Though the premise for Bat Boy sounds absolutely ridiculous, Scotch’n’Soda does a fantastic job of giving it a sense of depth and realism. The student directors, senior psychology and decision science double major Corinne Rockoff and senior math major William Veer, left a note in the program: “In this production, we took the dark, heavy, and gory portions of the script and brought them to the forefront. What we hoped to achieve was a clearer and more poignant picture of the oppression and suppression of an outsider; accented, but not pervaded, by funny dialogue.”

The musical has a penchant for taking a darker turn at the flip of a switch. A perfectly happy musical number could be in mid-swing when a Gothic timbre suddenly rolls in: The lighting turns a deep red, and all goes to hell. The audience is kept in intense anticipation, especially in the latter part of the show when the plot takes unexpected turns.

The cast members of Bat Boy are highly enthusiastic in their roles and bring out much of the show’s humor and energy.

The lead performances were especially strong: Throughout the insane action of the story, they managed to ground their characters as real, sympathetic people. Senior decision science major John Oravec, who portrayed Bat Boy/Edgar, brings out the character’s desperate suffering. Undeclared senior CFA student James Alexander excels in his role as Dr. Parker — a pathetic, unloved man who ultimately turns to villainy. Also stellar is sophomore vocal performance major Sophia Emanuel as Dr. Parker’s wife, Meredith, who is very troubled as the only person trying to do the right thing in a cruel, unforgiving world.

As for the music, Bat Boy has a number of highly enjoyable songs. The musical makes distinctive use of electric guitar, which gives the show a darker edge. “Dance With Me Darling” is at first a soft, romantic tango that becomes more sinister as the song progresses. “Show You a Thing or Two” is a clever little song that serves as a bright and cheery segue into the darker portions of the show. “A Joyful Noise,” a blast of gospel music, was one of the most energetic songs in the show and had the audience clapping to the rhythm. In “Children, Children,” the pagan god Pan shows up to deliver a rowdy serenade on love and sensuality.
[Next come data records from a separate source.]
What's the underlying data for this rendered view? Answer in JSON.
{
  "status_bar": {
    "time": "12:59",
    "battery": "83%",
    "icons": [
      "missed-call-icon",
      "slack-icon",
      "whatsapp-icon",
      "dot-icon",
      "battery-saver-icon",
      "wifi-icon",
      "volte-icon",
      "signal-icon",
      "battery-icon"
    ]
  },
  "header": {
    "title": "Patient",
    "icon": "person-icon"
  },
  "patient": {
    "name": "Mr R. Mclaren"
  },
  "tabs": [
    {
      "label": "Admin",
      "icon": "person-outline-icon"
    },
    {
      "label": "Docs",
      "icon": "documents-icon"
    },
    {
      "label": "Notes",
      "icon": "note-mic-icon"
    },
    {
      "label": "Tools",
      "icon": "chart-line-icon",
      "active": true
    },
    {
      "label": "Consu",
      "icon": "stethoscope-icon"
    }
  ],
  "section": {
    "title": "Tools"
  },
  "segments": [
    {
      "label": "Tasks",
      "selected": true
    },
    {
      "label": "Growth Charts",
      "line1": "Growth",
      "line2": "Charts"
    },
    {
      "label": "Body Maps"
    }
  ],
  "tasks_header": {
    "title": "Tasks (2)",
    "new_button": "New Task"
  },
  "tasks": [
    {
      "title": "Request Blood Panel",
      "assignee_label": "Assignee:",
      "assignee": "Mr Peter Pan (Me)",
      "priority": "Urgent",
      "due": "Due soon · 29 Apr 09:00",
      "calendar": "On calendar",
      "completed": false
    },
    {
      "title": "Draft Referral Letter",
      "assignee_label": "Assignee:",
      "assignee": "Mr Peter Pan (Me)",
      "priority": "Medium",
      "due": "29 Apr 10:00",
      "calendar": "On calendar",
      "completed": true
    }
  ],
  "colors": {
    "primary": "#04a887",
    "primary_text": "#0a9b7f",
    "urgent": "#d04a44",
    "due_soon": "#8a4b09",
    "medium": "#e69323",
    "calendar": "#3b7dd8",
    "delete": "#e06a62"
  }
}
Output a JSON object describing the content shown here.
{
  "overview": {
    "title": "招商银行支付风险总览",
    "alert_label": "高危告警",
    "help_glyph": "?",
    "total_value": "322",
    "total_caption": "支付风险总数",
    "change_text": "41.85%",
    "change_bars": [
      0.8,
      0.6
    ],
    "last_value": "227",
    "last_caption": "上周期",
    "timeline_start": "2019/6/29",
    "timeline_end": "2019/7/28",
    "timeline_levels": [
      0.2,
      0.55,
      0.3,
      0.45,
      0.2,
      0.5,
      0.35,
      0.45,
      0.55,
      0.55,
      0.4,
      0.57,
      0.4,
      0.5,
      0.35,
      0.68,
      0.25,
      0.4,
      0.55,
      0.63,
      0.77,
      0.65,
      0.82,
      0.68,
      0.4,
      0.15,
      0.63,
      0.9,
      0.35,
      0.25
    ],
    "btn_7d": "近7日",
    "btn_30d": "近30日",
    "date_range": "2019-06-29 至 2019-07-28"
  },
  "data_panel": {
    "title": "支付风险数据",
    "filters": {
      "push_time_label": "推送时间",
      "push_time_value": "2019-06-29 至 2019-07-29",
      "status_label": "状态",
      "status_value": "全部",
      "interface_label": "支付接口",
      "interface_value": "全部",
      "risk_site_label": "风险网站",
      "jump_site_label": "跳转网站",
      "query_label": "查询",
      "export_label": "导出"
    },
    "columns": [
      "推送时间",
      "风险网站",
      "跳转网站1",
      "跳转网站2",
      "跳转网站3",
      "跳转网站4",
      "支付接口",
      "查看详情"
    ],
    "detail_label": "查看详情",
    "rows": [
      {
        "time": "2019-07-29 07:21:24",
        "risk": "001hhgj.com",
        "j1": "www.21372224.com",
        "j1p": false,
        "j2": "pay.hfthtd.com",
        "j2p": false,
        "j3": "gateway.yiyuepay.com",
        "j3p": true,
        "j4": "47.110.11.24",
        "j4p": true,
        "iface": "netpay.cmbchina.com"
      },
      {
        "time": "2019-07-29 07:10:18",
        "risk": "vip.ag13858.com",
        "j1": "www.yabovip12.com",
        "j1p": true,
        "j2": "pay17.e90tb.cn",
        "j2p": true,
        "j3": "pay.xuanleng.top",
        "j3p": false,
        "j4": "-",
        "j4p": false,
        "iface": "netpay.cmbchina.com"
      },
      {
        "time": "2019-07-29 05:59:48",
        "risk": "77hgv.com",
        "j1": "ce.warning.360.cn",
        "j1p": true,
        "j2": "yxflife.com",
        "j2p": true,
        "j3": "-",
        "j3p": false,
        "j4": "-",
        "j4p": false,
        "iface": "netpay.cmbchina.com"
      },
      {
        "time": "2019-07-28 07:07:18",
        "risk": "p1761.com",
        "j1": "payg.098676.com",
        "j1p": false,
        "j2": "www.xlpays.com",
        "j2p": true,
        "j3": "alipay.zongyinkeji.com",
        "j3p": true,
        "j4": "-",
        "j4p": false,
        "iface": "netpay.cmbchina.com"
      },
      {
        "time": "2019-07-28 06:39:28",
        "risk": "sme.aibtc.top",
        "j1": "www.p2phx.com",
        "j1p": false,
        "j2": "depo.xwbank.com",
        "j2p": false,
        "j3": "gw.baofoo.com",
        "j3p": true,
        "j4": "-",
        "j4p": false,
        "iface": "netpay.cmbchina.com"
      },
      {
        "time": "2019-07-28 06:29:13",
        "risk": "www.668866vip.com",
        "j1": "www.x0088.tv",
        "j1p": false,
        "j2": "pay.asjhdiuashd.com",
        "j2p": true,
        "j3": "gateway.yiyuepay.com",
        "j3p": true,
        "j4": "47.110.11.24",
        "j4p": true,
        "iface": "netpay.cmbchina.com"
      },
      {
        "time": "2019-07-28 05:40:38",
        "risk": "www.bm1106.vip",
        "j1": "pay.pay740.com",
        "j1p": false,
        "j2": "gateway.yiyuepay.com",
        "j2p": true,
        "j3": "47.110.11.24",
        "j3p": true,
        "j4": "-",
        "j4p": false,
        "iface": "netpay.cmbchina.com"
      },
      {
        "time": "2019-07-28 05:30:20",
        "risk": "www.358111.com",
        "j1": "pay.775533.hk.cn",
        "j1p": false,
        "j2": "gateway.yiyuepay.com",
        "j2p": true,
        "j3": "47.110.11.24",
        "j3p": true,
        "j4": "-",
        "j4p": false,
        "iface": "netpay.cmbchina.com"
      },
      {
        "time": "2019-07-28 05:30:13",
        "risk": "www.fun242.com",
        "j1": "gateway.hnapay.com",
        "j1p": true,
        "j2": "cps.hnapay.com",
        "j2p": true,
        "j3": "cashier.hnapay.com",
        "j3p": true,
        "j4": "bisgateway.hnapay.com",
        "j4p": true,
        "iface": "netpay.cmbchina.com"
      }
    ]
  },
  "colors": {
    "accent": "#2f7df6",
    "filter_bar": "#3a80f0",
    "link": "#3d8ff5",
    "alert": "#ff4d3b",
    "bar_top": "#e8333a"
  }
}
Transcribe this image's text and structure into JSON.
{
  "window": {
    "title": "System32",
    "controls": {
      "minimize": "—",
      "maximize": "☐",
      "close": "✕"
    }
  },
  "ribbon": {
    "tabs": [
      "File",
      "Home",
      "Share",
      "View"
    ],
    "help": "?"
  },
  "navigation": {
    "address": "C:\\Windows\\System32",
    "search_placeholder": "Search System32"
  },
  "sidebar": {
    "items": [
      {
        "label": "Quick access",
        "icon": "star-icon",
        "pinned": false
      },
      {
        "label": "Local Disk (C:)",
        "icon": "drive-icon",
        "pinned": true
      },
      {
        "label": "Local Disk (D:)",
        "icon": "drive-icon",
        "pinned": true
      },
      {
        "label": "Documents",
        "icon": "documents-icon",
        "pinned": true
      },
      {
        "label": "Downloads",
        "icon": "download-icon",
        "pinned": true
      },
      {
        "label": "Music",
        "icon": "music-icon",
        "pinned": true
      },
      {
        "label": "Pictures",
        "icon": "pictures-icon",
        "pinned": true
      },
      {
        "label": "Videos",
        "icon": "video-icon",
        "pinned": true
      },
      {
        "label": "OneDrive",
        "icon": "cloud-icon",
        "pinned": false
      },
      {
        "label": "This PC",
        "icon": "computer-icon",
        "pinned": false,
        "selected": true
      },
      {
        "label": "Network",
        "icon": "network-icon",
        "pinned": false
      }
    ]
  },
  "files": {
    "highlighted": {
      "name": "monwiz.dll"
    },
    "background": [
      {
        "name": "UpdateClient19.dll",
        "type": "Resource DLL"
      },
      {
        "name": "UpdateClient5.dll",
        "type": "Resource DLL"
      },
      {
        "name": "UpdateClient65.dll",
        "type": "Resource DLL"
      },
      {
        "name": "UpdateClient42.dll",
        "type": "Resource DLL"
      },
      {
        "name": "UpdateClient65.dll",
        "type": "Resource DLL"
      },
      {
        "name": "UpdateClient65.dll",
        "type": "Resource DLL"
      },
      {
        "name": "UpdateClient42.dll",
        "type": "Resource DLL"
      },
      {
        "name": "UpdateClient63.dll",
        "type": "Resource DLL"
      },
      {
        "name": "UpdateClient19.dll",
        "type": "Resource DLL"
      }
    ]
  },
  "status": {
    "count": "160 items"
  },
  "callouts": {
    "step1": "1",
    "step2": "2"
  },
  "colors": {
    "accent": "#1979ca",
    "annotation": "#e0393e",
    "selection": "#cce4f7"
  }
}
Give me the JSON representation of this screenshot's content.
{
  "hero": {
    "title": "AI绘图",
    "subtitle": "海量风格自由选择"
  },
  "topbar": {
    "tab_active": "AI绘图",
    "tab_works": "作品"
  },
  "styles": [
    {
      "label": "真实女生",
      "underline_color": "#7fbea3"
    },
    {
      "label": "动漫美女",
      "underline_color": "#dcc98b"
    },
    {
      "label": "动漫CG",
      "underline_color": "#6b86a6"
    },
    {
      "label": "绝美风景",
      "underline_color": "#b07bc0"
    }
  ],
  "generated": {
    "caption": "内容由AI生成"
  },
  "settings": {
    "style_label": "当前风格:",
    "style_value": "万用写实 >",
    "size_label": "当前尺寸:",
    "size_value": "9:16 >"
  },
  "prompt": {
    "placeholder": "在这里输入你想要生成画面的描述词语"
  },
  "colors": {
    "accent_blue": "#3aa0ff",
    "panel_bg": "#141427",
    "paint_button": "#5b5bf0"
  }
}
However, the show shines brightest at its most macabre. In “Apology to a Cow,” Edgar, previously established as educated and well dressed, comes onto the scene with his chest and face smeared in blood, and eulogizes his lost humanity over a decapitated cow’s head. It is raw, uncompromising, and unforgettable.

After the Saturday night show, many audience members gave highly positive reviews of the production.

“I think the directors’ choices in casting were perfect, especially James and Sophia,” said senior chemical engineering major Deanna Bucci. Bucci also praised the excellent music direction of the production.

“The show was great. The special effects and blood were great. Bat Boy is very different from most musicals. I hadn’t known about the show before and haven’t seen anything like this ... but I really enjoyed it. I thought the performances for Bat Boy and Meredith were spot on,” remarked senior economics and statistics major Emily Wright.

“There was a lot of social commentary. The Bat Boy was really great himself, and the mother. The music direction was particularly fantastic,” said sophomore cognitive science major Sam Cheyette.

As for the message of Bat Boy, it focuses on the conflict between man’s dual natures, human versus beast, and the difficulty of being a social outsider. The remaining social commentary plays second fiddle to the bizarre spectacle of the show. The first few bars of the introduction say there is a lesson to be learned, but what lesson is that exactly? Society is cruel? Love blinds? Don’t raise cows on mountains?

The unclear message aside, Bat Boy is endlessly entertaining. It’s a ridiculous story mixed with gruesome tragedy, which makes a perfect combination for Halloween.